Mar Gabriel Verein - Mitteilungsblatt 2002


 Im syrischen Konvent in Jerusalem
- Wilm Sanders, Hamburg -

Vor dem westlichen Palmsonntag konnte ich eine Woche im Heiligen Land alte Freunde und Bekannte (israelische und arabische) besuchen. Aus den Gesprächen ergab sich damals schon eine große Ratlosigkeit über das künftige friedliche Zusammenleben. Leider hat sich die Situation seit dem jüdischen Pessach-Fest dramatisch (und für viele unvorhersehbar) verschlechtert, so dass nur das alte Reinhold-Schneider-Wort helfen mag: "Allein den Betern kann es noch gelingen ...".
Am Mittwoch, dem 20. März 2002, machte ich einen Besuch im syrisch-orthodoxen St.-Markus-Konvent. Leider war Bischof Mor Severius, seit 1996 syrisch-orthodoxer Patriarchalvikar in Jerusalem, nicht im Lande. Auch der Pfarrer war zur Zeit meines Besuches nicht anwesend. Aber ich traf und lernte kennen, Schwester Yostina, die mir in großer Begeisterung noch einmal die ganze Kirche erklärte, vor allem aber mich aufmerksam machte auf die alte Marien-Ikone, die nach der örtlichen Tradition vom hl. Lukas selber gemalt wurde. Diese Ikone gilt seit langer Zeit als wundertätiges Gnadenbild. Schwester Yostina wusste eine Reihe von wundersamen Heilungsgeschichten zu erzählen. Eine davon ist allerdings besonders bemerkenswert und auch durch einen englischen Brief, in Glas neben der Ikone eingerahmt, dokumentiert:
Am 18. Oktober 2000 betete und meditierte ein anglikanischer Geistlicher mehrere Stunden vor diesem Bild. Er hatte mit Mühe und Schmerzen noch einmal eine Heilig-Land-Reise unternommen, nachdem die Ärzte in England ihm eröffnet hatten, dass er mit seinem Prostata-Krebs nur noch eine Lebenserwartung von wenigen Wochen habe. Während des Aufenthaltes in der Kirche fühlte er sich plötzlich deutlich besser und in England schließlich konnten die Ärzte keine Spuren von Krebs mehr feststellen. Das hat er dann mit dem genannten Dankbrief an den Konvent bezeugt. Schwester Yostina war doppelt bewegt, als ich darauf hinwies, dass in der westlichen und byzantinischen Tradition am 18. Oktober das Fest des hl. Lukas begangen wird.
Im St.-Markus-Konvent soll man nie den Besuch des Obergemaches versäumen.
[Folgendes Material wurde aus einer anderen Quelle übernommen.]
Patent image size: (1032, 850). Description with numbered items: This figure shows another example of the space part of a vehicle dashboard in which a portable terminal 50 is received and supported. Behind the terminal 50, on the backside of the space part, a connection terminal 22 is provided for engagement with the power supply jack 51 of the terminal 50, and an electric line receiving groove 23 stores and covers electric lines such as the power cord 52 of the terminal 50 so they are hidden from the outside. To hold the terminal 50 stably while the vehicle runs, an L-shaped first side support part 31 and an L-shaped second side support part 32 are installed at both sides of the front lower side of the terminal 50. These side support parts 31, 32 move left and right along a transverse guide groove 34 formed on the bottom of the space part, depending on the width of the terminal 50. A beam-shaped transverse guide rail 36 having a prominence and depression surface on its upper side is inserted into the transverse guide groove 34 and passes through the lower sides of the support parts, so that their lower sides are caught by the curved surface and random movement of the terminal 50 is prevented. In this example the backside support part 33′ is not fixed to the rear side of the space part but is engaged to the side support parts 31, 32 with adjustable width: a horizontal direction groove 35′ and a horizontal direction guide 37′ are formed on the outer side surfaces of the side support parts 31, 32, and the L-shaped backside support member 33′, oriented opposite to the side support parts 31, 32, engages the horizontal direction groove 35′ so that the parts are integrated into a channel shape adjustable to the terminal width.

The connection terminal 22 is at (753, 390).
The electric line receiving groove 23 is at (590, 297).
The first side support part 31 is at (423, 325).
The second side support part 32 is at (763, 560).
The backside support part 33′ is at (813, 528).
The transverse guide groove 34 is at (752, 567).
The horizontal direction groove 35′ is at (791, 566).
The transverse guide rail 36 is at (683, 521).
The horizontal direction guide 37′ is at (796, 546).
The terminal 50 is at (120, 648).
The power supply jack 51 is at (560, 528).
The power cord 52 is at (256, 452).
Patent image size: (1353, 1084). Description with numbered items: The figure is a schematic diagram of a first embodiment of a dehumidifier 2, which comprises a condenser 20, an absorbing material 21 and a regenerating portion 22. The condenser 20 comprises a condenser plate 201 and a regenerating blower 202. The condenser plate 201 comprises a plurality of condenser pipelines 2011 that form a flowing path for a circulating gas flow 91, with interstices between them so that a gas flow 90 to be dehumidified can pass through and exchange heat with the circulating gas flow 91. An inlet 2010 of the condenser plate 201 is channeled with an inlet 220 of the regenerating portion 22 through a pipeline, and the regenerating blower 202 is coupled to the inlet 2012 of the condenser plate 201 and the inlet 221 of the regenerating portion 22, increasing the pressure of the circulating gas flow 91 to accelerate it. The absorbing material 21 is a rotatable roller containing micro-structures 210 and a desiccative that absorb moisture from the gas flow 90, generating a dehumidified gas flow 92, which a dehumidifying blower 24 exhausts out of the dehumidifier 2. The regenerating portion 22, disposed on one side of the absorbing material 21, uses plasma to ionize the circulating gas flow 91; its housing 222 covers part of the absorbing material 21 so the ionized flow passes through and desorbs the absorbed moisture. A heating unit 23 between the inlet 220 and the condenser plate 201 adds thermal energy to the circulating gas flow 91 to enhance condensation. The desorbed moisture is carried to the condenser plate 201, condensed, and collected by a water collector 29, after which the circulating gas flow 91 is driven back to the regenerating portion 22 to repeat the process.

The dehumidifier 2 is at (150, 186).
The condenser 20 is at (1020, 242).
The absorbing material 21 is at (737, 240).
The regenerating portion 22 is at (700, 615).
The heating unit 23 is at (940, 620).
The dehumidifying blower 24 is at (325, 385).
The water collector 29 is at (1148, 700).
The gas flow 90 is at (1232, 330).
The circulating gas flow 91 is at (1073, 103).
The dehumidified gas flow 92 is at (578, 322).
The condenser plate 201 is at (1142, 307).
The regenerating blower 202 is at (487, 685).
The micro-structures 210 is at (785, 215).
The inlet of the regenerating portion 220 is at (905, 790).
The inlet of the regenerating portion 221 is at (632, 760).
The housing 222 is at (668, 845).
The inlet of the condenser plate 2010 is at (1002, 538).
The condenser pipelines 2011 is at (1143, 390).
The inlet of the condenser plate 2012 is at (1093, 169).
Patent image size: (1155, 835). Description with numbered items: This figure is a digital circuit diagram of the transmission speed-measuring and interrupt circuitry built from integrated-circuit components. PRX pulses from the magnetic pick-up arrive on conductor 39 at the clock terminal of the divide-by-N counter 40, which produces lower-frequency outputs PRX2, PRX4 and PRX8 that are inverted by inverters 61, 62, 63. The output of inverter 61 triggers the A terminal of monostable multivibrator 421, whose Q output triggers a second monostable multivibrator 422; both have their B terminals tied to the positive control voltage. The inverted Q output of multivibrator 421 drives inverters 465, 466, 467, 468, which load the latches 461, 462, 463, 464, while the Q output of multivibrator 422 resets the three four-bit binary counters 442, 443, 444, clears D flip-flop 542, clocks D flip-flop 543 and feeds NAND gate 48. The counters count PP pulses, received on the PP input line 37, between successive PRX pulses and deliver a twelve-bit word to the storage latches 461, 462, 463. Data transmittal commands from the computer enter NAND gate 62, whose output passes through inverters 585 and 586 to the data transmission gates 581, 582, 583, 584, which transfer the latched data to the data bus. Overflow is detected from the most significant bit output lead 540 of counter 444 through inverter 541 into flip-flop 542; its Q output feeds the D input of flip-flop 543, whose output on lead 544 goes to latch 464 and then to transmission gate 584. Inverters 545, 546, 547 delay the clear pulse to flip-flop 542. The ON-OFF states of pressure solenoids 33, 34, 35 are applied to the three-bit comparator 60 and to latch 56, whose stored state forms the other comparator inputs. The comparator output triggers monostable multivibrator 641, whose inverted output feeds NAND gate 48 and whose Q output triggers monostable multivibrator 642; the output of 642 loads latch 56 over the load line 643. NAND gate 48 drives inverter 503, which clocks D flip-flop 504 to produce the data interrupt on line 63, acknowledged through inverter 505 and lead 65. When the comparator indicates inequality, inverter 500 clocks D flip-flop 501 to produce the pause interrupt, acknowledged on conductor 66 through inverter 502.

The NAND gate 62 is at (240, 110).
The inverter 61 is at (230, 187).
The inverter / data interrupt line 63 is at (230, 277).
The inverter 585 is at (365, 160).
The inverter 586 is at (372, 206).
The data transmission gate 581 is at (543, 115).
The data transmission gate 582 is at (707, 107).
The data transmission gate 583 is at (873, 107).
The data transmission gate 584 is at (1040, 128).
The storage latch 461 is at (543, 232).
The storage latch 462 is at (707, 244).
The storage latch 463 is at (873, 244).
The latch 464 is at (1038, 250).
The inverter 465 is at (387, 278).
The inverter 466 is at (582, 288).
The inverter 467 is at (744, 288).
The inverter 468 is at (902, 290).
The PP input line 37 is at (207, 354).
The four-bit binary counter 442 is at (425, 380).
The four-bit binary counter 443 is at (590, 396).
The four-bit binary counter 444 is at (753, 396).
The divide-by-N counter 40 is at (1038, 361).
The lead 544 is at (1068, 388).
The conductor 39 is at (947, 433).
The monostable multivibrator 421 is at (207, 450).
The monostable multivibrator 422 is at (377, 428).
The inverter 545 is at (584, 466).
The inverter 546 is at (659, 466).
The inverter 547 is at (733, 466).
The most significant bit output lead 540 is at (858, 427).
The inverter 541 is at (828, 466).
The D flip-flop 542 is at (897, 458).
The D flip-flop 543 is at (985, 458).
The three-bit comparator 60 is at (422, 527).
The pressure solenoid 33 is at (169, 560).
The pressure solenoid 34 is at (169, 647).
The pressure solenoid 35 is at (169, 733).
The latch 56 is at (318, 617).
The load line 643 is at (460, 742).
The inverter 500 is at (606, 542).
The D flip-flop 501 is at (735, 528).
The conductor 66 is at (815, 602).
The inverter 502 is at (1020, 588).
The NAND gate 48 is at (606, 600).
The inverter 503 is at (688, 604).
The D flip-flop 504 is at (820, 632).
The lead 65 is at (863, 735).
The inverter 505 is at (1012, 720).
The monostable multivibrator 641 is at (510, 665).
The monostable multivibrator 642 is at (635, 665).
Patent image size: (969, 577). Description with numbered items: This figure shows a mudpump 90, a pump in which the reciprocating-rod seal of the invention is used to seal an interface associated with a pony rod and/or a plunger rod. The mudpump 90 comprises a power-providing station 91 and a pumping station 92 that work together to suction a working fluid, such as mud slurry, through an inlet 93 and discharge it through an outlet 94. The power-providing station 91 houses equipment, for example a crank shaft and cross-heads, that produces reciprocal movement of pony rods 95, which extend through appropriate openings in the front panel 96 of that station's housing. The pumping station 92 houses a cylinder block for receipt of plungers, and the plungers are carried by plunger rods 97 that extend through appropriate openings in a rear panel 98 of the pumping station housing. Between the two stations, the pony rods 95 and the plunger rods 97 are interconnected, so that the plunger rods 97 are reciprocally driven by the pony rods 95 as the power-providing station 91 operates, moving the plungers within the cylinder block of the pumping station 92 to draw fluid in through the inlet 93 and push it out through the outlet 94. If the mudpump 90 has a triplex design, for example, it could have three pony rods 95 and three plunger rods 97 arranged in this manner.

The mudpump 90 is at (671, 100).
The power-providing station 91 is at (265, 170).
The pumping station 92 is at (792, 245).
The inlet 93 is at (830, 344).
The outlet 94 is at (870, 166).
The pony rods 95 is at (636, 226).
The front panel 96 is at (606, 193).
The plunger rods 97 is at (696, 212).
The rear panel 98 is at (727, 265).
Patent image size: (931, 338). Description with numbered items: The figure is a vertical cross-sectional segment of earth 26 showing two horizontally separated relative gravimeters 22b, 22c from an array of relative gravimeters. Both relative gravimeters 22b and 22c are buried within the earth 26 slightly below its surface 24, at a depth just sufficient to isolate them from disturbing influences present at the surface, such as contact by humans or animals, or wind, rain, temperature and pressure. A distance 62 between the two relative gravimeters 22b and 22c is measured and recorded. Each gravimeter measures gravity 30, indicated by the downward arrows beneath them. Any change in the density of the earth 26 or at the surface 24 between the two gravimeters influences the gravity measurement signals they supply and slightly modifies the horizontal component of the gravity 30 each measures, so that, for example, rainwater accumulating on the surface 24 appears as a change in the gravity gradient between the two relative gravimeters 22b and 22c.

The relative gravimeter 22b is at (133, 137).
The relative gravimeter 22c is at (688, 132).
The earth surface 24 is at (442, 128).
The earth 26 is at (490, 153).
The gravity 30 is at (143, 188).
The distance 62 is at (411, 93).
Das ist ja nach einer glaubwürdigen Tradition die Stelle des Abendmahles und Pfingstgeschehens im Hause der Eltern des hl. Markus. Durch die Anhebung des Straßenniveaus im Lauf der Jahrhunderte liegt dieser Raum vom ersten Geschoss des alten Hauses heute allerdings im Keller des Konvents.
Die Oberhäupter der religiösen Gemeinschaften des Heiligen Landes verabschiedeten im Januar eine sog. "Erste Erklärung von Alexandria", die den dringlichen Wunsch nach dauerhaftem Frieden zum Ausdruck bringt. Die Unterzeichner, Juden, Christen und Muslime formulieren: "Das Heilige Land ist unseren drei Glaubensgemeinschaftenn heilig. Deshalb müssen die Angehörigen der göttlichen Religionen die Heiligkeit des Landes respektieren und verhindern, dass dieses durch Blutvergießen beschmutzt wird. Die Heiligkeit und Integrität der Heiligen Stätten müssen bewahrt und die Freiheit der Religionsausübung gewährleistet werden. ... Als religiöse Oberhäupter geloben wir, das gemeinsame Streben nach einem gerechten Frieden fortzusetzen. Dieser soll zu einer Versöhnung in Jerusalem und im Heiligen Land führen, zum gemeinsamen Wohl aller unserer Völker ...."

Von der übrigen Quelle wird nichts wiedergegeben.